La segunda mitad de los noventa estuvo marcada por cierto declive y olvido. Poco después de la muerte de su hermana, Alaïa desapareció de los radares. “Sentí que perdía la conexión con la realidad, con la gente que me rodeaba. Necesitaba volver a encontrar un equilibrio. Me imaginaba viviendo en la buhardilla en la que viví durante mis primeros años en París, cuando entraba y salía sin pedir permiso a nadie”, recordó en 2013. Idealizaba esa época de autonomía absoluta. Más que como una pasión, entendía su oficio como una especie de deber. “Mi independencia es mi posesión más preciada, aunque en el fondo no soy realmente libre. Tengo la misma libertad que debe de tener un preso en la cárcel. Mi cabeza sigue siendo libre, pero me veo obligado a seguir entre estas cuatro paredes. No pudo escapar de esto. Entre otras cosas, porque no me dejan”, añadió en la entrevista.

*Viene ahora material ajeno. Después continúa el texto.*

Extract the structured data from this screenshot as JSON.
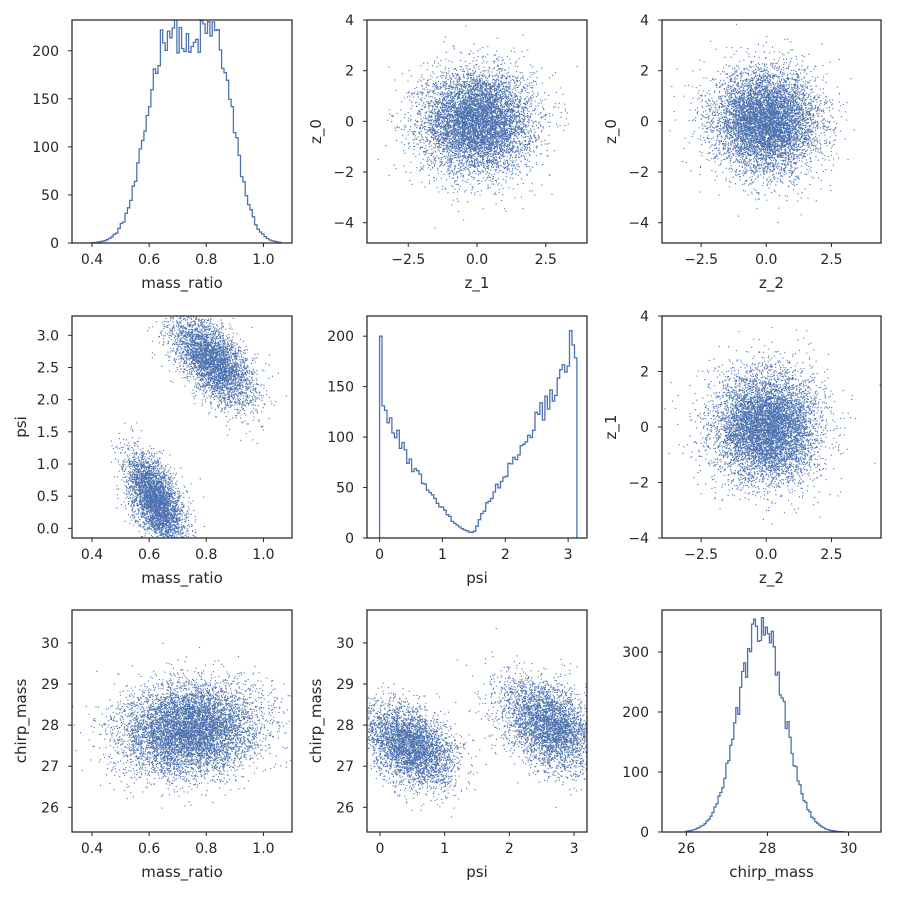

Alaïa prefería la noche al día. “Son las mejores horas, porque nadie viene a molestarme”, solía decir. Trabajaba hasta las cinco de la madrugada y no dormía más de cuatro horas. Solía servirse un vaso de vodka, se rodeaba de sus numerosos animales de compañía, se ponía una película clásica como banda sonora y se lanzaba a crear. Fue un modelo y un ejemplo para las generaciones posteriores. Le propusieron dirigir Dior, pero rechazó el cargo dos veces, tras el cese de Gianfranco Ferré en 1996 y el de John Galliano en 2011. Diseñadores como Tom Ford, Alber Elbaz, Nicolas Ghesquière o Anthony Vaccarello solían referirse a él como un ejemplo. Alaïa llegó a exponer sus colecciones en el Guggenheim de Nueva York, el Palais Galliera de París y la Galería Borghese de Roma. En las salas de un museo, los vestidos de Alaïa se transformaban en algo parecido a su primera pasión: la escultura.